The State Department said its Welcome Corps will allow sponsorships for up to 5,000 people. The volunteers would have to promise financial support, help signing up for schools and services, and other assistance during their first 90 days in the country.
In the first stage, the government would match willing sponsors with refugees flagged by the U.N. Eventually the administration hopes to have citizens recommend potential refugees, too.
“By launching the Welcome Corps, we build on a proud tradition of providing refuge and demonstrate the spirit and generosity of the American people as we commit to welcoming refugees in need of our support,” said Secretary of State Antony Blinken.
The project marks a new chapter in U.S. policy, seeking to expand average Americans’ buy-in on a critical humanitarian part of the U.S. immigration system.
Officials said the program grew out of experiences with Afghans, Ukrainians and migrants at the southern border, who have placed burdens on the country but also spurred an extraordinary outpouring of assistance.
Refugees are those who apply for protection from outside the U.S.

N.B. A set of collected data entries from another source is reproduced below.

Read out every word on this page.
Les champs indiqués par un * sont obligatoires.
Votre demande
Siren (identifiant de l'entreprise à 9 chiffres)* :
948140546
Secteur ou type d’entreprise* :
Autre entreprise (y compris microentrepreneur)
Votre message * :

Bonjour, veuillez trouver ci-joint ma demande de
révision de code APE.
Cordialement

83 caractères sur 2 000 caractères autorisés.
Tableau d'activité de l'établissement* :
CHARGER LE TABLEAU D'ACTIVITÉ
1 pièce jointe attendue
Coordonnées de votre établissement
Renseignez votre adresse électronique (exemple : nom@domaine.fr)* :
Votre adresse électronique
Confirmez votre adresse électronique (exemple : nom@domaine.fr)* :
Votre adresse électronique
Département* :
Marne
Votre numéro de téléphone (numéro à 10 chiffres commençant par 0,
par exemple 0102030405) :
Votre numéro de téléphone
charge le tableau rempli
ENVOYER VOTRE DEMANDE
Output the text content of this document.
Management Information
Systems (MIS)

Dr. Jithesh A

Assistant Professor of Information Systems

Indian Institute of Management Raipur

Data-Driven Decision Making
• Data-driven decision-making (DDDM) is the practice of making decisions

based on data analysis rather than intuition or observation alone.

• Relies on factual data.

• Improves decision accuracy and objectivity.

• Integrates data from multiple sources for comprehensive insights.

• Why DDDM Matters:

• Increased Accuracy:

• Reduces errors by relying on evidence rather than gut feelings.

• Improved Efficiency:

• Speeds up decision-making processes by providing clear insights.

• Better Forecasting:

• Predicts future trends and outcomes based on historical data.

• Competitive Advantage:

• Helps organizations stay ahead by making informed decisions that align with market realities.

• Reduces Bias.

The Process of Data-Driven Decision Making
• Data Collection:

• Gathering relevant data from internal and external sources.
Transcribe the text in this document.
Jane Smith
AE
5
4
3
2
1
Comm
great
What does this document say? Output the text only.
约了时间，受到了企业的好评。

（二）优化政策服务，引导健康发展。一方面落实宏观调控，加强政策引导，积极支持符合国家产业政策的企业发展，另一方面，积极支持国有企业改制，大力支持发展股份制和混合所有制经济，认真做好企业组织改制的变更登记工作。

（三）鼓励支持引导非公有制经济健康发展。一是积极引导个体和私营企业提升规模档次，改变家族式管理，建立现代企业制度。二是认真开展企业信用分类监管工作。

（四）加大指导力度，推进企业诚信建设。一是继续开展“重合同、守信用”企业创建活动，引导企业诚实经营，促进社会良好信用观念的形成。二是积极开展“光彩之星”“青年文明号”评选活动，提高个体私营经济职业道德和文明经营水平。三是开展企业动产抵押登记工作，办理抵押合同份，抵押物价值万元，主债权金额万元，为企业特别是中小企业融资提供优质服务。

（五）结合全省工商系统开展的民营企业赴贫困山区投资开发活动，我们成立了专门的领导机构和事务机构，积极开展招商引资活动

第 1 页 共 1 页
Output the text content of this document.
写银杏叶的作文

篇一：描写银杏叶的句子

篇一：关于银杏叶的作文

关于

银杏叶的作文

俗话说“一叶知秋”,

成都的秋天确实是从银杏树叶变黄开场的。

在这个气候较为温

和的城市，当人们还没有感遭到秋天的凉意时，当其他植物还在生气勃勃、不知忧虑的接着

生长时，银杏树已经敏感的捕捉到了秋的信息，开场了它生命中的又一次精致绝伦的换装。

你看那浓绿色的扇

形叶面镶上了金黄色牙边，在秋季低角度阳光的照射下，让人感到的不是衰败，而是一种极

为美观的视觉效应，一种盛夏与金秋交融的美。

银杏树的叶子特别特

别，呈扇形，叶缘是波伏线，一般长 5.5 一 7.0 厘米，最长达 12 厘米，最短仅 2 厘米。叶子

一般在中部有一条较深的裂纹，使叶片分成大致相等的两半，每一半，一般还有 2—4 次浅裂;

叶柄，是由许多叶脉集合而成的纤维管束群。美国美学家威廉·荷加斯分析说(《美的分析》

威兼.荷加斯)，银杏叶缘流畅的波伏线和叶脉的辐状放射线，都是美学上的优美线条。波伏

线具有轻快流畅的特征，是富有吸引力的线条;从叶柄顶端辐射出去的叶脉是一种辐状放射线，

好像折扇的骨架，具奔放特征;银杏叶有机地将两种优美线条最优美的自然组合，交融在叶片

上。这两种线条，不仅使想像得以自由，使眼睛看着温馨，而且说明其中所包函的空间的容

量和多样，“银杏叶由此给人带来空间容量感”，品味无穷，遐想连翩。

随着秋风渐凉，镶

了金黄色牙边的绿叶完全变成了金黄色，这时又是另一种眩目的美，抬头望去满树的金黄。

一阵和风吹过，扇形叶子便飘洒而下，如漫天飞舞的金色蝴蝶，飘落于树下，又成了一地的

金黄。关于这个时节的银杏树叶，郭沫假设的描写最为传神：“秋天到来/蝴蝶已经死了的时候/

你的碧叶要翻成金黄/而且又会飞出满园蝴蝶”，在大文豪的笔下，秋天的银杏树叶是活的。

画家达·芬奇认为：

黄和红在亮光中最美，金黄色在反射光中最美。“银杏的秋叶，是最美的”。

The president sets a cap each year on how many can be admitted. That figure was trimmed to just 18,000 in the final year under former President Donald Trump, but President Biden has set ambitious goals, including a cap of 125,000 this year.
Most refugees to reach the U.S. are first screened by the U.N.’s International Organization for Migration. They are vetted by the U.S. and then farmed out to a network of nongovernmental organizations such as the International Rescue Committee, Church World Service, Lutheran Immigration and Refugee Service and the U.S. Conference of Catholic Bishops.
Those NGOs, which receive federal funding for their assistance, have been severely taxed by the massive numbers of migrants that have arrived at the southern border and through other avenues during the Biden administration.
The new program announced Thursday would allow private citizens to provide similar assistance. Volunteers can pool together to sponsor a single refugee.
They would need to raise $2,275 per refugee, with the money going to immediate needs such as new clothes, furniture or a security deposit on housing.
The private sponsors are also responsible for assisting new refugees with securing essential documentation, transportation and employment, setting up benefits and enrolling school-aged children in school.
Sponsors will be required to submit a detailed welcome plan before being approved by the State Department.
The length of sponsorship under the new program lasts 90 days. Refugees have access to some federal benefit programs as well.
The Biden administration has tested private sponsorship in a program announced last year to bring in Ukrainians fleeing the war in their country, and in a program last fall to welcome Venezuelans who otherwise might have shown up at the border as illegal immigrants.
Those migrants were brought in under Homeland Security’s “parole” powers rather than the refugee program, which is a joint operation between Homeland Security and the State Department.
Krish O’Mara Vignarajah, president and CEO of Lutheran Immigration and Refugee Service commended the Biden administration for taking a “forward-thinking approach to leveraging the generosity of the American spirit.”
“We are hopeful that this pilot will be thoughtfully implemented to make certain that sponsors are sufficiently equipped with the necessary resources and know-how to ensure the best possible outcomes for refugee families in their care,” she said.
Ms. Vignarajah noted, however, that resettlement efforts have not been the primary barrier for the Biden administration in reaching its refugee admissions targets over the past two years.
“The Biden administration must prioritize the streamlining of refugee admissions, which remain regrettably low this fiscal year,” she said. “Without urgent action to increase efficiency, it risks letting the compassion of individual sponsors and the expertise of professional refugee resettlement organizations go to waste.”